Francesco Cilea is one of several Italian composers who might have been far better known today had they not lived at around the same time as Giacomo Puccini. As it is, their own considerable talents have tended to be eclipsed by those of the great composer to the extent that the only operas of Cilea’s that are performed with any regularity today are L’arlesiana and Adriana Lecouvreur. The latter was also the only one of the composer’s that was unequivocally acclaimed as a success on its premiere in 1902.
Set in Paris in 1730, the complicated plot concerns various love triangles (or even quadrangles) that revolve around Maurizio, Count of Saxony, and the acclaimed actress Adriana Lecouvreur. Adriana herself is loved by the stage manager of the Comédie-Française, Michonnet, but she desires Maurizio who has divided his affections between her and the Princesse de Bouillon. He has grown weary of the powerful Princesse, but feels compelled to meet her for political reasons. When their private liaison is in danger of being discovered, however, Maurizio enlists the help of Adriana to help the Princesse escape unseen. Adriana agrees, but in the process both women discover that the other also loves Maurizio. This sets off a rivalry between the two that is to have fatal consequences for Adriana.
Just as important as the plot, however, are the characters themselves. Adriana’s talents as an actress give her a unique insight into the human condition. She may be a star who is used to enjoying crowds and putting on a public face, but she is also a sensitive and empathetic character who has her own needs, even as she shows herself willing to keep promises and help others. The Princesse similarly has a public persona and private needs, but her higher social rank has led her to develop far greater levels of expectancy and assertiveness.
David McVicar’s production originally appeared at the Royal Opera House in 2010, and this is its first revival (by Justin Way). The staging is simple yet effective so that it carries the magic of the theatre as it contrasts public and private spaces, but never feels weighed down by superfluous detail. The first act takes place at the Comédie-Française and Charles Edwards’ set, which consists of a raised cube-like frame, presents a stage within a stage. As it revolves, it enables us to see what is happening both onstage as Adriana and others perform, and off it as actors gaze upon the action as they wait in the wings.
The sturdily built structure carries a certain air of glamour, though not necessarily luxury. In direct contrast, the backstage area where Michonnet is hassled by every actor consists of just a few simple props (although Adriana’s private dressing room is more substantial). In this way the glory and toil associated with theatre are brought into sharp contrast. The open nature of the stage, however, shows how quickly and easily it is to move from the public to the private domain, revealing how close and yet so far the two realms are from each other.

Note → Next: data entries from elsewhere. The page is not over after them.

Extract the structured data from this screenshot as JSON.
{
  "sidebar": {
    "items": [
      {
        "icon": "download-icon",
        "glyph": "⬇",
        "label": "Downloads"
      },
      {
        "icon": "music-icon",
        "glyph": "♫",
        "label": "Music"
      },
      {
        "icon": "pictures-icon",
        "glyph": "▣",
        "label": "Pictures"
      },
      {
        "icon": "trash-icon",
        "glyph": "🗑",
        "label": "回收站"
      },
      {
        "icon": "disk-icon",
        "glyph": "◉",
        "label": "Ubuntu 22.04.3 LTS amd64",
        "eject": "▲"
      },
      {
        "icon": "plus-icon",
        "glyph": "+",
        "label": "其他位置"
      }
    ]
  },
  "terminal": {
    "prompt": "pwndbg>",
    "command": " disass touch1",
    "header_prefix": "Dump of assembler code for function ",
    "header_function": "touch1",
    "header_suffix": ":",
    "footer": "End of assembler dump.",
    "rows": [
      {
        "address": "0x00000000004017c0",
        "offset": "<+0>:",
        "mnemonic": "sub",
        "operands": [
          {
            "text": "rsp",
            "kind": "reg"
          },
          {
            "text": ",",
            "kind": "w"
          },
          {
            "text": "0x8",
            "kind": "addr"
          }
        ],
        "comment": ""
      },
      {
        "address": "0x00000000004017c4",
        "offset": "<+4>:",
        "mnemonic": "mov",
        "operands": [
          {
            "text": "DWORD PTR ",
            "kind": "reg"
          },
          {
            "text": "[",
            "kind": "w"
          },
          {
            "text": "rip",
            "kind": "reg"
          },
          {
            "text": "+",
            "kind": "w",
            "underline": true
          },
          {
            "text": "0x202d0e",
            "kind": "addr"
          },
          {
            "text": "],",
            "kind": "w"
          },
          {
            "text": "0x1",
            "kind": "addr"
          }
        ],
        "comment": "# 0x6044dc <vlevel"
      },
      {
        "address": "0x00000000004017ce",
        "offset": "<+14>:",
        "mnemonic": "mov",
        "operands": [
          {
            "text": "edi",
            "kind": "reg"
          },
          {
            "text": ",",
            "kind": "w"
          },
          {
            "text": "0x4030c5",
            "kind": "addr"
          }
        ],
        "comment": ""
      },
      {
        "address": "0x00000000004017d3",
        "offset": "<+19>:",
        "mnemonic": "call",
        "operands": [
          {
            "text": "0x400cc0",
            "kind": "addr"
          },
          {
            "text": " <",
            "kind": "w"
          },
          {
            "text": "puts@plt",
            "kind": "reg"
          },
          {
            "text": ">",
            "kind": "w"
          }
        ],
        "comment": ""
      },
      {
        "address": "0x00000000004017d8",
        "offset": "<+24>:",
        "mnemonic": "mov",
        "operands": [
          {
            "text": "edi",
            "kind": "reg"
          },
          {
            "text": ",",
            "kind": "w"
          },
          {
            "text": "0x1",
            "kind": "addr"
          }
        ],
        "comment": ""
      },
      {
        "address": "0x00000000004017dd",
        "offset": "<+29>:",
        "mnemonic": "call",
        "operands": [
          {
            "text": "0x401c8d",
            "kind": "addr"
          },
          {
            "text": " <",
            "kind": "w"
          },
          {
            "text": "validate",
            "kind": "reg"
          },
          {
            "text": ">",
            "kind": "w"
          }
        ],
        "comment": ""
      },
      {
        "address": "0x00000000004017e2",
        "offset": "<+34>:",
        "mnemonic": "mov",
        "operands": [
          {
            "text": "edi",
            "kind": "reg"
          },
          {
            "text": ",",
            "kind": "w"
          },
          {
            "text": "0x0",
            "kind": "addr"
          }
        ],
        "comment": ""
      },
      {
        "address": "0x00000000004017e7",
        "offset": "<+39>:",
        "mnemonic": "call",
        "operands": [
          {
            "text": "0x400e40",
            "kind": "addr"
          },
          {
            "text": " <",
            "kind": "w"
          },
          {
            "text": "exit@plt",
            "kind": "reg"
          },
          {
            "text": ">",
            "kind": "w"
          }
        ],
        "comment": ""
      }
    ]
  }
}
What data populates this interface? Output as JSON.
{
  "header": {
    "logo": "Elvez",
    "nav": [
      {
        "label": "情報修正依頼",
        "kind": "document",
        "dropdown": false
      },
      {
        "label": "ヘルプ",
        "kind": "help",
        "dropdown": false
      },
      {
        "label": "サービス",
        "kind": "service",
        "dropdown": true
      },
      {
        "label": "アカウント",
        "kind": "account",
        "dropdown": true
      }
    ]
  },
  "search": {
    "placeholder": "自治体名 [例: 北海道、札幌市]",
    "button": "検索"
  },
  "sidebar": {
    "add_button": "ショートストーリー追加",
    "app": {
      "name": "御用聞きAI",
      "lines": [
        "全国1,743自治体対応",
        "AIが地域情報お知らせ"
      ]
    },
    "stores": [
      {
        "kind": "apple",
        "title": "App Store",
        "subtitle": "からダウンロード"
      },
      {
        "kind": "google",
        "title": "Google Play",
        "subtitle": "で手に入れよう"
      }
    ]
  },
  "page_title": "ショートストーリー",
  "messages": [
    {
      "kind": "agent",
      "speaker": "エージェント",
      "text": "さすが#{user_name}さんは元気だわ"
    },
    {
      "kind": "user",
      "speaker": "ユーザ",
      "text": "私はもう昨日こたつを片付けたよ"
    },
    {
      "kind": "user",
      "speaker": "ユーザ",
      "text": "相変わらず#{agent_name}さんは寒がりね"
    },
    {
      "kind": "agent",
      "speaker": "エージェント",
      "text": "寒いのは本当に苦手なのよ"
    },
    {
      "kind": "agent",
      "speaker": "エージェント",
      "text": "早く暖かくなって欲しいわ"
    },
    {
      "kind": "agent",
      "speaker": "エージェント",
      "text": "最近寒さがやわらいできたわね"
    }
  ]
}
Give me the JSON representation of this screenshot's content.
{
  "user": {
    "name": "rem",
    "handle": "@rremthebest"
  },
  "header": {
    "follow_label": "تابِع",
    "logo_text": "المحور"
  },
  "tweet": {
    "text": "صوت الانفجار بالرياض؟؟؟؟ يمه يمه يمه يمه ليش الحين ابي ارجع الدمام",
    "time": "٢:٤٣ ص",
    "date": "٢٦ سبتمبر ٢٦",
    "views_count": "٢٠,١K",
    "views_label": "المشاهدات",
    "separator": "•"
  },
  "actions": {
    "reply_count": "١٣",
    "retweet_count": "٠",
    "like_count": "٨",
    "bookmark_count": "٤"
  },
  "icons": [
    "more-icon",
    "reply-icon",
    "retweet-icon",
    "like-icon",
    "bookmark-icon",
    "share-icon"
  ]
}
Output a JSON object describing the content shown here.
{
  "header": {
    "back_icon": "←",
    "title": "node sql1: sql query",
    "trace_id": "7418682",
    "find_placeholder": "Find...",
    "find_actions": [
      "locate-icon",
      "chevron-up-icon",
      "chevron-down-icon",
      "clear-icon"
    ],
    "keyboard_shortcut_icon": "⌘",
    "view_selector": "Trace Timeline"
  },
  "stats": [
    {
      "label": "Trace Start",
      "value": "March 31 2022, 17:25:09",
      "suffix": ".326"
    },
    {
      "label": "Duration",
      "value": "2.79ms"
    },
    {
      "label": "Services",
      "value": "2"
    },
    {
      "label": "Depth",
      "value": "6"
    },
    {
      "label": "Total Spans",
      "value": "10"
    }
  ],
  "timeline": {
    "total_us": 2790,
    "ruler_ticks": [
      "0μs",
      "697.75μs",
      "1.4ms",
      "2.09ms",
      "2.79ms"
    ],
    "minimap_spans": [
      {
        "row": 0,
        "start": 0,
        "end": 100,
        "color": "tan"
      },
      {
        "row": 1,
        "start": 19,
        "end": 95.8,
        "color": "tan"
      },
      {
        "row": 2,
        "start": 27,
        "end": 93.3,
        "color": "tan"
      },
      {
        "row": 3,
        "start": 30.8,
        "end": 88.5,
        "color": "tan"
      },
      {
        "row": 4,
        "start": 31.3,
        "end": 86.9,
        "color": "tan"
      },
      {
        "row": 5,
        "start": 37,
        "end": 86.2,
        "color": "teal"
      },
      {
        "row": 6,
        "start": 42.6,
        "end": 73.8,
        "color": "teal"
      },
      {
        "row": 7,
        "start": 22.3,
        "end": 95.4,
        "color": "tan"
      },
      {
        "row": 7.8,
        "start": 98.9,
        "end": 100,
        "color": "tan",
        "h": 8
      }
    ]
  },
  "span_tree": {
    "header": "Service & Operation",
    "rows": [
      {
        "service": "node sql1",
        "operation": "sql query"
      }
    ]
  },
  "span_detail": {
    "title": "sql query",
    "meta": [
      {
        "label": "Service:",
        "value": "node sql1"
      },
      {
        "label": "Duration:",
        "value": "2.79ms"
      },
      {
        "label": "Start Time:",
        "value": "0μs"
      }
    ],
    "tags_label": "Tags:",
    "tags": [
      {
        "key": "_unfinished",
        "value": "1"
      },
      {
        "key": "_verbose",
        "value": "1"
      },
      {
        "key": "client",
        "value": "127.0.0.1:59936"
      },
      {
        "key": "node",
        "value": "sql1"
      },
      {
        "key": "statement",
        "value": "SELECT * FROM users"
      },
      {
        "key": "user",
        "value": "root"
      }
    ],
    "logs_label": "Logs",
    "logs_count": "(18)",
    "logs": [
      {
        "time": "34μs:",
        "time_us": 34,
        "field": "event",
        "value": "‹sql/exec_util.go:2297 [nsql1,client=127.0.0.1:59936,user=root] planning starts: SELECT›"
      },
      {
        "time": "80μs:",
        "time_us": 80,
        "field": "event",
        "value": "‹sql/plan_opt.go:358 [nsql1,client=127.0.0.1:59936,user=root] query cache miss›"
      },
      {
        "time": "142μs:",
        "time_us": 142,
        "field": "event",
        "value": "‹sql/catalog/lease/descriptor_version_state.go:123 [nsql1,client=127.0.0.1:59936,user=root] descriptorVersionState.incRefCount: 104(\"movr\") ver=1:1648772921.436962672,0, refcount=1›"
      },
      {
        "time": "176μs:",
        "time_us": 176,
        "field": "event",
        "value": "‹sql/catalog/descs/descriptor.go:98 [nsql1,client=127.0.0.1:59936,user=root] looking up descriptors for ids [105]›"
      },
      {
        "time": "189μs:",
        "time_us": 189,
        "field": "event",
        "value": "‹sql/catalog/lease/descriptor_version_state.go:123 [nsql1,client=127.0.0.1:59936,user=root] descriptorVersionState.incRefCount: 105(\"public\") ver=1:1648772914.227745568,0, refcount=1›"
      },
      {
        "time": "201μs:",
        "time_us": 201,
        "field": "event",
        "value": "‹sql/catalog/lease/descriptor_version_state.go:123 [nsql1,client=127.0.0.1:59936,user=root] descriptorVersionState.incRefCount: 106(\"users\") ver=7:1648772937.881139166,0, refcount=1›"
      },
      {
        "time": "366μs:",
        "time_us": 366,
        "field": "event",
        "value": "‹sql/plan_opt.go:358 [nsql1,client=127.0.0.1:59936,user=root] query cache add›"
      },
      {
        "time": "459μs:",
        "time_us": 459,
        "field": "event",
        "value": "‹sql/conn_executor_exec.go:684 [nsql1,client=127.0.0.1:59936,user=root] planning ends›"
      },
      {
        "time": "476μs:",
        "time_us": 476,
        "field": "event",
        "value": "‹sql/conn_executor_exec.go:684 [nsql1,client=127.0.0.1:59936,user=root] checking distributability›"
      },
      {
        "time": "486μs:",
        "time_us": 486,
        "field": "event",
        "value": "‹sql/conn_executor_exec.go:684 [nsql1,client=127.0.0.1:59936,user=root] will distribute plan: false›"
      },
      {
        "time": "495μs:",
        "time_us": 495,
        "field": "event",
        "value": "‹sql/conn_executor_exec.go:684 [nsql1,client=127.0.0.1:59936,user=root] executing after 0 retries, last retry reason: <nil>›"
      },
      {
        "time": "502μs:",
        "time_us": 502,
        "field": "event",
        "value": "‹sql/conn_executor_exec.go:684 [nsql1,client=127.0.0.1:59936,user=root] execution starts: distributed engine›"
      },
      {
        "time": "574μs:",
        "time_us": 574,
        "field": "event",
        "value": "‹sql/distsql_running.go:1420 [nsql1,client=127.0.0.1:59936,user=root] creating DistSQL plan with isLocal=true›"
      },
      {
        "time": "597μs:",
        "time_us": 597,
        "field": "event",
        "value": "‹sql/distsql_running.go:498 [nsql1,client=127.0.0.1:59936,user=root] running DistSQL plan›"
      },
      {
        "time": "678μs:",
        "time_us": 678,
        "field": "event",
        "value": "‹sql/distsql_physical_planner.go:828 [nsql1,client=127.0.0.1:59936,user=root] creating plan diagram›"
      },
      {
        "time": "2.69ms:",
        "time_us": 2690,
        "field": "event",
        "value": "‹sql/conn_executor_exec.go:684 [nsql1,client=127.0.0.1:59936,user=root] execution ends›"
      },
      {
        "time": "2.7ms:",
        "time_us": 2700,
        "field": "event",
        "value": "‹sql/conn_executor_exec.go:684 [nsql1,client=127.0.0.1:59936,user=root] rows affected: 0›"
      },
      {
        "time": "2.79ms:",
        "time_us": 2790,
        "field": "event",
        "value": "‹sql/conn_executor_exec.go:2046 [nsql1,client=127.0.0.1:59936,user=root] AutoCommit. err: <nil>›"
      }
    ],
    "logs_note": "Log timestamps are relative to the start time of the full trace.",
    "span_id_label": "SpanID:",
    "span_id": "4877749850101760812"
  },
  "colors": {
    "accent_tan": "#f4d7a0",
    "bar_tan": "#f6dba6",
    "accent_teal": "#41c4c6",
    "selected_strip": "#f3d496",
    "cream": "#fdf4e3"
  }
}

A stage is, in fact, seen in every set as Act III takes place at the Prince de Bouillon’s palace. Performances would have been an integral part of the parties held there, but the decision here to present such a large and formal stage reveals the emphasis that McVicar places on the notion. It makes Adriana’s performance from Racine’s Phèdre, which she is invited to give, all the more dramatic, and provides an excellent space for the dancers who play out a ballet on the Judgement of Paris to perform in. Even the private space of Mlle Duclos’ villa in Act II alludes to the theatre, and hence the blurred distinction between public and private space, because the set resembles half of a proscenium arch. Act IV, which is set in Adriana’s house, also sees the return of Act I’s stage structure.
The soloists for this first revival are, by and large, extremely strong. Angela Gheorghiu played the title role on the production’s premiere and now returns for what will (on 27 February) be her 150th appearance for the Royal Opera (Hrachuhí Bassénz plays Adriana for two later performances). Her sound is focused and precise, yet still proves capable of possessing a dreamy quality. Sometimes a little more volume would be welcome, but the way in which her voice contrasts with that of Ksenia Dudnikova as the Princesse de Bouillon, whose strong and assertive mezzo-soprano is a joy to behold, helps to mark out their differing characters.
Brian Jagde is on top form as Maurizio, revealing both expansiveness and control in his wonderful tenor sound. Gerald Finley is also splendid, both vocally and dramatically, as Michonnet and it will be interesting to see how Alessandro Corbelli tackles the same role for two performances in the run. While Finley reveals world weariness tinged with a little humour, one suspects that Corbelli, a master of such roles as Dr Bartolo (Il barbiere di Siviglia) and Don Pasquale, may display humour tinged with a little world weariness. In the pit conductor Daniel Oren achieves high levels of focus and balance, while Act III’s ballet is rendered extremely effectively by its nine dancers.